Langsung ke konten utama

Cerita Pendek : Kenapa Nabi Yusuf Bisa Tinggal di Istana Mesir (1)

Cerita Anak : Nabi Yusuf - Dari Mimpi yang Menakjubkan ke Kehidupan di Mesir

Selamat datang di kisah menarik tentang Yusuf! Dalam cerita ini, kita akan mengikuti perjalanan Yusuf dari mimpinya yang menakjubkan hingga tantangan yang harus dihadapinya. Yusuf adalah contoh ketabahan dan kesabaran, serta bagaimana kebaikan hati dan kepercayaan kepada Allah dapat mengubah nasib seseorang. Melalui petualangannya yang penuh warna, kita akan belajar tentang arti keluarga, cinta, dan kepercayaan. Semoga kisah ini menginspirasi dan memberi pelajaran berharga bagi kita semua. Selamat membaca!


Suatu malam, Yusuf kecil bermimpi yang menakjubkan. Ia melihat sebelas bintang, matahari, dan bulan bersujud kepadanya. Setelah bangun, ia segera menceritakan mimpinya kepada ayahnya, Nabi Ya’qub. Ayahnya tahu bahwa mimpi itu sangat berarti dan mengingatkan Yusuf untuk tidak menceritakannya kepada saudara-saudaranya, agar mereka tidak merasa iri.


Saudara-saudara Yusuf merasa iri karena ayah mereka lebih menyayanginya. Mereka berencana untuk menjauhkan Yusuf dari ayahnya. Salah satu saudara mengusulkan untuk melenyapkan Yusuf, tetapi yang lain mengusulkan agar Yusuf hanya dimasukkan ke dalam sumur. Mereka pun sepakat untuk menjauhkan Yusuf.

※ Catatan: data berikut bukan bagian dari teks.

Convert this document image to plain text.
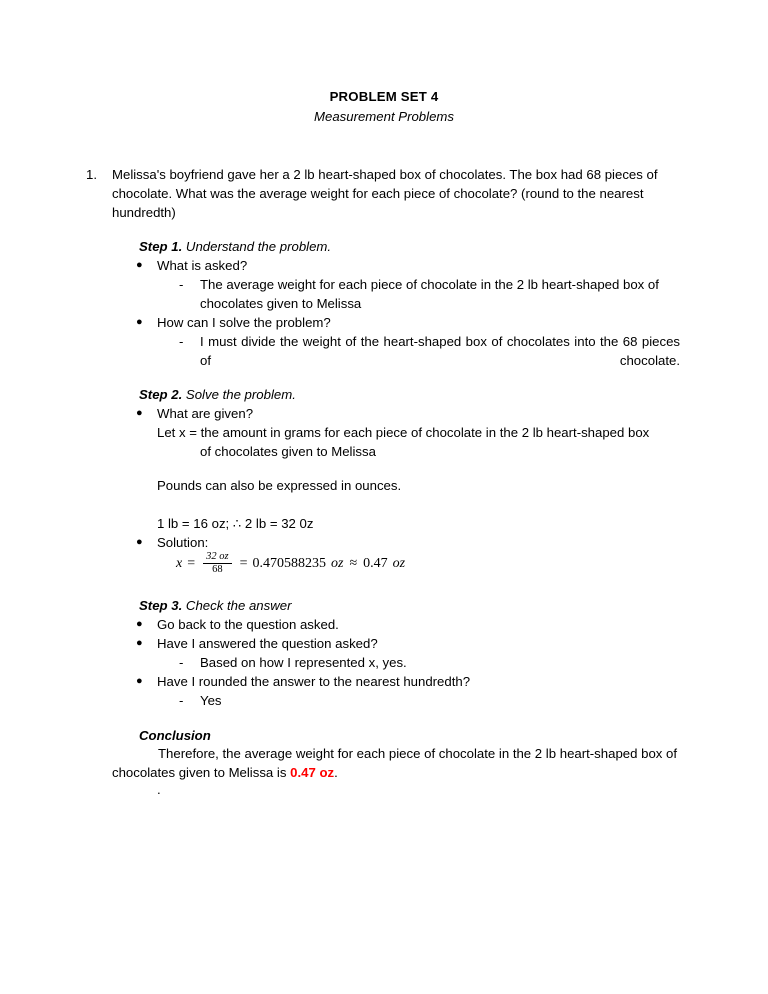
PROBLEM SET 4
Measurement Problems
1. Melissa's boyfriend gave her a 2 lb heart-shaped box of chocolates. The box had 68 pieces of chocolate. What was the average weight for each piece of chocolate? (round to the nearest hundredth)
Step 1. Understand the problem.
●	What is asked?
-	The average weight for each piece of chocolate in the 2 lb heart-shaped box of chocolates given to Melissa
●	How can I solve the problem?
-	I must divide the weight of the heart-shaped box of chocolates into the 68 pieces of chocolate.
Step 2. Solve the problem.
●	What are given?
Let x = the amount in grams for each piece of chocolate in the 2 lb heart-shaped box
of chocolates given to Melissa
Pounds can also be expressed in ounces.
1 lb = 16 oz; ∴ 2 lb = 32 0z
●	Solution:
$x = \frac{32 oz}{68} = 0.470588235$ oz ≈ 0.47 oz
Step 3. Check the answer
●	Go back to the question asked.
●	Have I answered the question asked?
-	Based on how I represented x, yes.
●	Have I rounded the answer to the nearest hundredth?
-	Yes
Conclusion
Therefore, the average weight for each piece of chocolate in the 2 lb heart-shaped box of chocolates given to Melissa is 0.47 oz.
.
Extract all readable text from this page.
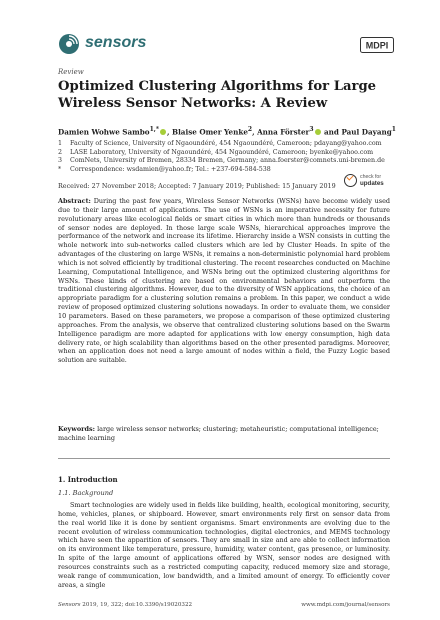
sensors	MDPI
Review
Optimized Clustering Algorithms for Large Wireless Sensor Networks: A Review
Damien Wohwe Sambo$^{1,*}$ , Blaise Omer Yenke$^2$, Anna Förster$^3$ and Paul Dayang$^1$
1	Faculty of Science, University of Ngaoundéré, 454 Ngaoundéré, Cameroon; pdayang@yahoo.com
2	LASE Laboratory, University of Ngaoundéré, 454 Ngaoundéré, Cameroon; byenke@yahoo.com
3	ComNets, University of Bremen, 28334 Bremen, Germany; anna.foerster@comnets.uni-bremen.de
*	Correspondence: wsdamien@yahoo.fr; Tel.: +237-694-584-538
Received: 27 November 2018; Accepted: 7 January 2019; Published: 15 January 2019
check for
updates
Abstract: During the past few years, Wireless Sensor Networks (WSNs) have become widely used due to their large amount of applications. The use of WSNs is an imperative necessity for future revolutionary areas like ecological fields or smart cities in which more than hundreds or thousands of sensor nodes are deployed. In those large scale WSNs, hierarchical approaches improve the performance of the network and increase its lifetime. Hierarchy inside a WSN consists in cutting the whole network into sub-networks called clusters which are led by Cluster Heads. In spite of the advantages of the clustering on large WSNs, it remains a non-deterministic polynomial hard problem which is not solved efficiently by traditional clustering. The recent researches conducted on Machine Learning, Computational Intelligence, and WSNs bring out the optimized clustering algorithms for WSNs. These kinds of clustering are based on environmental behaviors and outperform the traditional clustering algorithms. However, due to the diversity of WSN applications, the choice of an appropriate paradigm for a clustering solution remains a problem. In this paper, we conduct a wide review of proposed optimized clustering solutions nowadays. In order to evaluate them, we consider 10 parameters. Based on these parameters, we propose a comparison of these optimized clustering approaches. From the analysis, we observe that centralized clustering solutions based on the Swarm Intelligence paradigm are more adapted for applications with low energy consumption, high data delivery rate, or high scalability than algorithms based on the other presented paradigms. Moreover, when an application does not need a large amount of nodes within a field, the Fuzzy Logic based solution are suitable.
Keywords: large wireless sensor networks; clustering; metaheuristic; computational intelligence; machine learning
1. Introduction
1.1. Background
Smart technologies are widely used in fields like building, health, ecological monitoring, security, home, vehicles, planes, or shipboard. However, smart environments rely first on sensor data from the real world like it is done by sentient organisms. Smart environments are evolving due to the recent evolution of wireless communication technologies, digital electronics, and MEMS technology which have seen the apparition of sensors. They are small in size and are able to collect information on its environment like temperature, pressure, humidity, water content, gas presence, or luminosity. In spite of the large amount of applications offered by WSN, sensor nodes are designed with resources constraints such as a restricted computing capacity, reduced memory size and storage, weak range of communication, low bandwidth, and a limited amount of energy. To efficiently cover areas, a single
Sensors 2019, 19, 322; doi:10.3390/s19020322	www.mdpi.com/journal/sensors
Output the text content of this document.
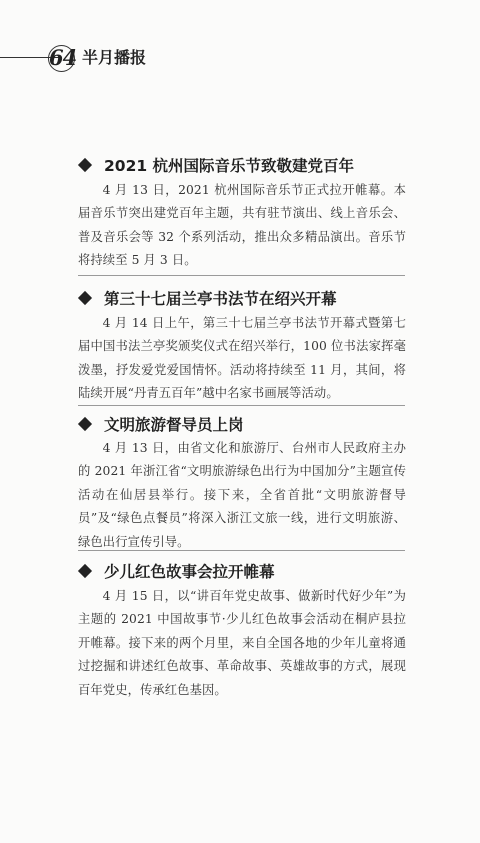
64 半月播报
2021 杭州国际音乐节致敬建党百年

4 月 13 日，2021 杭州国际音乐节正式拉开帷幕。本届音乐节突出建党百年主题，共有驻节演出、线上音乐会、普及音乐会等 32 个系列活动，推出众多精品演出。音乐节将持续至 5 月 3 日。

第三十七届兰亭书法节在绍兴开幕

4 月 14 日上午，第三十七届兰亭书法节开幕式暨第七届中国书法兰亭奖颁奖仪式在绍兴举行，100 位书法家挥毫泼墨，抒发爱党爱国情怀。活动将持续至 11 月，其间，将陆续开展“丹青五百年”越中名家书画展等活动。

文明旅游督导员上岗

4 月 13 日，由省文化和旅游厅、台州市人民政府主办的 2021 年浙江省“文明旅游绿色出行为中国加分”主题宣传活动在仙居县举行。接下来，全省首批“文明旅游督导员”及“绿色点餐员”将深入浙江文旅一线，进行文明旅游、绿色出行宣传引导。

少儿红色故事会拉开帷幕

4 月 15 日，以“讲百年党史故事、做新时代好少年”为主题的 2021 中国故事节·少儿红色故事会活动在桐庐县拉开帷幕。接下来的两个月里，来自全国各地的少年儿童将通过挖掘和讲述红色故事、革命故事、英雄故事的方式，展现百年党史，传承红色基因。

Mereka berpura-pura baik kepada ayah mereka dan meminta izin untuk membawa Yusuf bermain. Nabi Ya’qub khawatir dan berkata, “Aku takut jika dia dimakan serigala.” Saudara-saudara Yusuf menjawab, “Kami kuat, kami pasti bisa menjaganya!” (QS. Yusuf: 11-14).


Pagi harinya, mereka membawa Yusuf ke gurun. Setelah jauh dari ayahnya, mereka melepas baju Yusuf dan melemparkannya ke dalam sumur. Allah berfirman kepada Yusuf, “Kamu akan menceritakan perbuatan mereka ini.” (QS. Yusuf: 15).

Setelah itu, mereka berpikir bagaimana menjelaskan kepada ayah mereka. Mereka memutuskan untuk berbohong dan mengaku bahwa serigala telah memakan Yusuf, sambil melumuri baju Yusuf dengan bekas kambing yang mereka sembelih.

Ketika mereka kembali, Nabi Ya’qub melihat baju Yusuf tidak robek dan berkata, “Aneh sekali, serigala ini mengapa tidak merobek pakaiannya?” Ia menyadari kebohongan mereka dan berkata, “Kesabaran yang baik adalah milikku, dan hanya Allah yang kupercayai.” (QS. Yusuf: 18).


Yusuf menunggu di dalam sumur hingga suatu kafilah datang. Mereka ingin mengambil air dan melihat Yusuf. Mereka segera mengeluarkannya dan membawanya ke Mesir untuk dijual.

Di pasar, Al ‘Aziz mencari anak untuk diadopsi. Kafilah itu menawarkan Yusuf, dan Al ‘Aziz membelinya dengan beberapa dirham. Al ‘Aziz pulang dengan senang dan berkata kepada istrinya, “Mari kita perlakukan anak ini dengan baik.” Dengan cara ini, Allah memberikan kekuasaan kepada Yusuf di bumi, dan ia hidup dalam kasih sayang Al ‘Aziz dan istrinya.